Though a clear narrator, when the story required clear narration, Winthrop perfectly understood the art of narrating by implication and allusion. He paints distinctly and minutely, not omitting a single detail, when the occasion demands such faithful representation of real facts and localities; but he has also the power of flashing his meaning by suggestive hints which the most labored description and explication could not make more effective. He makes the mind of the reader work sympathetically with his own in building up the idea he seeks to convey. Crimes which are nameless are mutually understood by this refined communion between author and reader. The mystery of the plot is not directly explained, but each party seems to bring, as in private conversation, his individual sagacity to bear upon the right interpretation.

The style of the book is admirable. It is brief almost to abruptness. The words are few, and are crammed with all the meaning they can hold. There is not a page which does not show that the writer is an economist of expression, and desirous of conveying his matter with the slightest possible expenditure of ink. Charles Reade himself does not condense with a more fretful impatience of all circumlocution and a profounder reliance on the absolute import of single words.

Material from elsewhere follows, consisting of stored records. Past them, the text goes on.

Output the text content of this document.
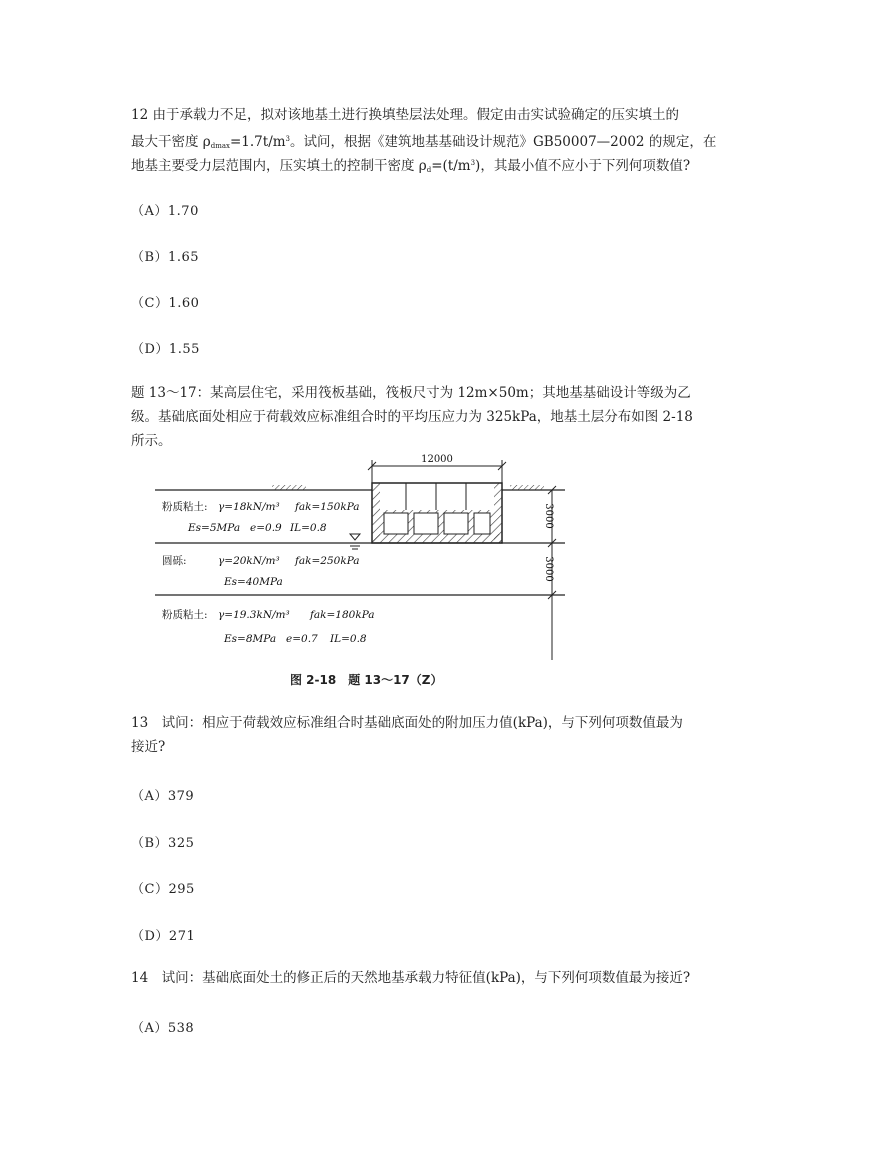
12 由于承载力不足，拟对该地基土进行换填垫层法处理。假定由击实试验确定的压实填土的
最大干密度 $\rho_{dmax}=1.7t/m^3$。试问，根据《建筑地基基础设计规范》GB50007—2002 的规定，在
地基主要受力层范围内，压实填土的控制干密度 $\rho_d=(t/m^3)$，其最小值不应小于下列何项数值?
（A）1.70
（B）1.65
（C）1.60
（D）1.55
题 13～17：某高层住宅，采用筏板基础，筏板尺寸为 12m×50m；其地基基础设计等级为乙
级。基础底面处相应于荷载效应标准组合时的平均压应力为 325kPa，地基土层分布如图 2-18
所示。
12000
3000
3000
粉质粘土: γ=18kN/m³ fak=150kPa
Es=5MPa e=0.9 IL=0.8
圆砾:	γ=20kN/m³ fak=250kPa
Es=40MPa
粉质粘土: γ=19.3kN/m³ fak=180kPa
Es=8MPa e=0.7 IL=0.8
图 2-18　题 13～17（Z）
13　试问：相应于荷载效应标准组合时基础底面处的附加压力值(kPa)，与下列何项数值最为
接近?
（A）379
（B）325
（C）295
（D）271
14　试问：基础底面处土的修正后的天然地基承载力特征值(kPa)，与下列何项数值最为接近?
（A）538
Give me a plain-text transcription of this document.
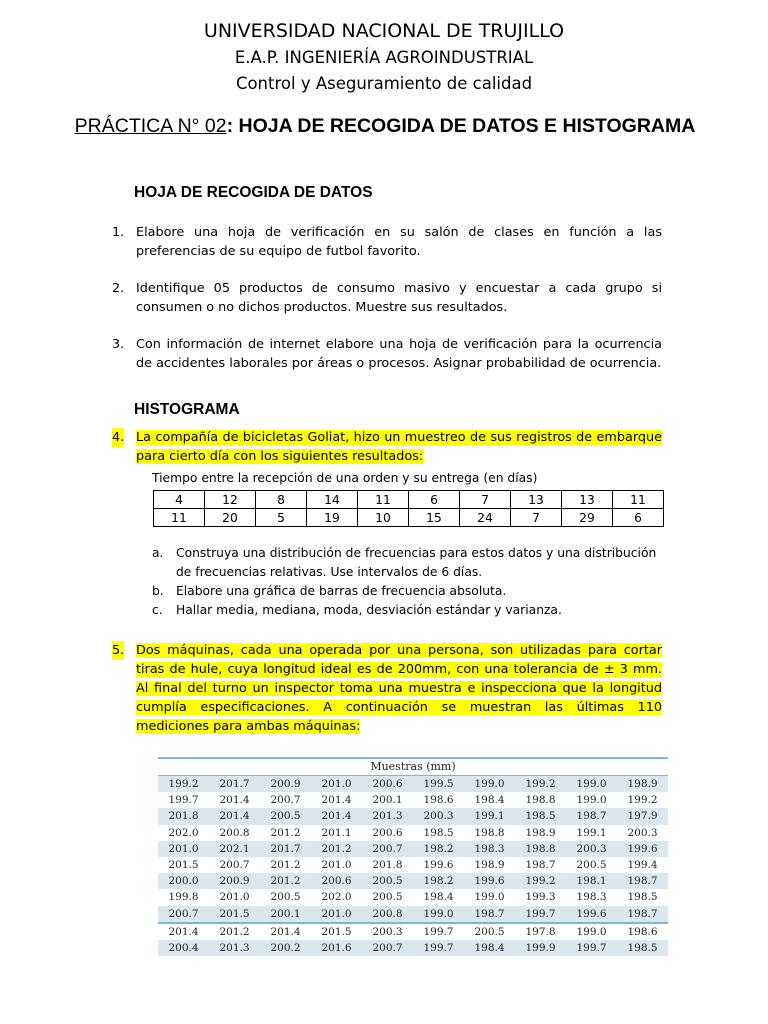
UNIVERSIDAD NACIONAL DE TRUJILLO
E.A.P. INGENIERÍA AGROINDUSTRIAL
Control y Aseguramiento de calidad
PRÁCTICA N° 02: HOJA DE RECOGIDA DE DATOS E HISTOGRAMA
HOJA DE RECOGIDA DE DATOS
1. Elabore una hoja de verificación en su salón de clases en función a las preferencias de su equipo de futbol favorito.
2. Identifique 05 productos de consumo masivo y encuestar a cada grupo si consumen o no dichos productos. Muestre sus resultados.
3. Con información de internet elabore una hoja de verificación para la ocurrencia de accidentes laborales por áreas o procesos. Asignar probabilidad de ocurrencia.
HISTOGRAMA
4. La compañía de bicicletas Goliat, hizo un muestreo de sus registros de embarque para cierto día con los siguientes resultados:
Tiempo entre la recepción de una orden y su entrega (en días)
4	12	8	14	11	6	7	13	13	11
11	20	5	19	10	15	24	7	29	6
a.	Construya una distribución de frecuencias para estos datos y una distribución de frecuencias relativas. Use intervalos de 6 días.
b. Elabore una gráfica de barras de frecuencia absoluta.
c.	Hallar media, mediana, moda, desviación estándar y varianza.
5. Dos máquinas, cada una operada por una persona, son utilizadas para cortar tiras de hule, cuya longitud ideal es de 200mm, con una tolerancia de ± 3 mm. Al final del turno un inspector toma una muestra e inspecciona que la longitud cumplía especificaciones. A continuación se muestran las últimas 110 mediciones para ambas máquinas:
Muestras (mm)
199.2	201.7	200.9	201.0	200.6	199.5	199.0	199.2	199.0	198.9
199.7	201.4	200.7	201.4	200.1	198.6	198.4	198.8	199.0	199.2
201.8	201.4	200.5	201.4	201.3	200.3	199.1	198.5	198.7	197.9
202.0	200.8	201.2	201.1	200.6	198.5	198.8	198.9	199.1	200.3
201.0	202.1	201.7	201.2	200.7	198.2	198.3	198.8	200.3	199.6
201.5	200.7	201.2	201.0	201.8	199.6	198.9	198.7	200.5	199.4
200.0	200.9	201.2	200.6	200.5	198.2	199.6	199.2	198.1	198.7
199.8	201.0	200.5	202.0	200.5	198.4	199.0	199.3	198.3	198.5
200.7	201.5	200.1	201.0	200.8	199.0	198.7	199.7	199.6	198.7
201.4	201.2	201.4	201.5	200.3	199.7	200.5	197.8	199.0	198.6
200.4	201.3	200.2	201.6	200.7	199.7	198.4	199.9	199.7	198.5
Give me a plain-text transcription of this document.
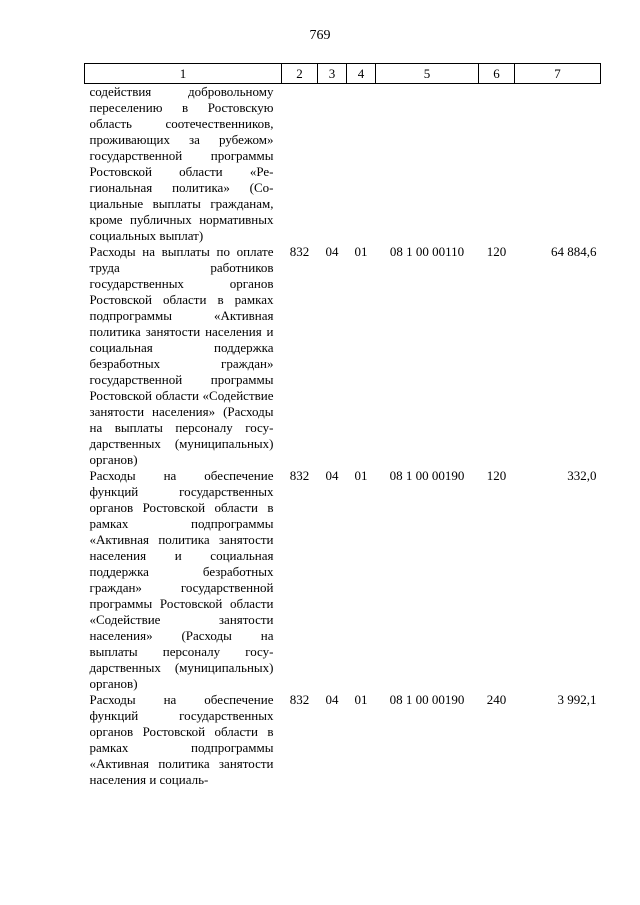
769
1	2	3	4	5	6	7
содействия добровольному переселению в Ростовскую область соотечественников, проживающих за рубежом» государственной программы Ростовской области «Региональная политика» (Социальные выплаты гражданам, кроме публичных нормативных социальных выплат)						
Расходы на выплаты по оплате труда работников государственных органов Ростовской области в рамках подпрограммы «Активная политика занятости населения и социальная поддержка безработных граждан» государственной программы Ростовской области «Содействие занятости населения» (Расходы на выплаты персоналу государственных (муниципальных) органов)	832	04	01	08 1 00 00110	120	64 884,6
Расходы на обеспечение функций государственных органов Ростовской области в рамках подпрограммы «Активная политика занятости населения и социальная поддержка безработных граждан» государственной программы Ростовской области «Содействие занятости населения» (Расходы на выплаты персоналу государственных (муниципальных) органов)	832	04	01	08 1 00 00190	120	332,0
Расходы на обеспечение функций государственных органов Ростовской области в рамках подпрограммы «Активная политика занятости населения и социаль-	832	04	01	08 1 00 00190	240	3 992,1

We might easily refer to particular scenes from this book, illustrative of the author's descriptive and representative powers. Among many which might be noticed, we will allude to only two,—that in which Cecil is revived from his "sleep of death," and that in the opera-house, where Byng is apprised of the guilt of Emma Denman. Nobody can read either without feeling that in the disastrous fight of Great Bethel we lost a great novelist as well as a chivalrous soldier and a noble man.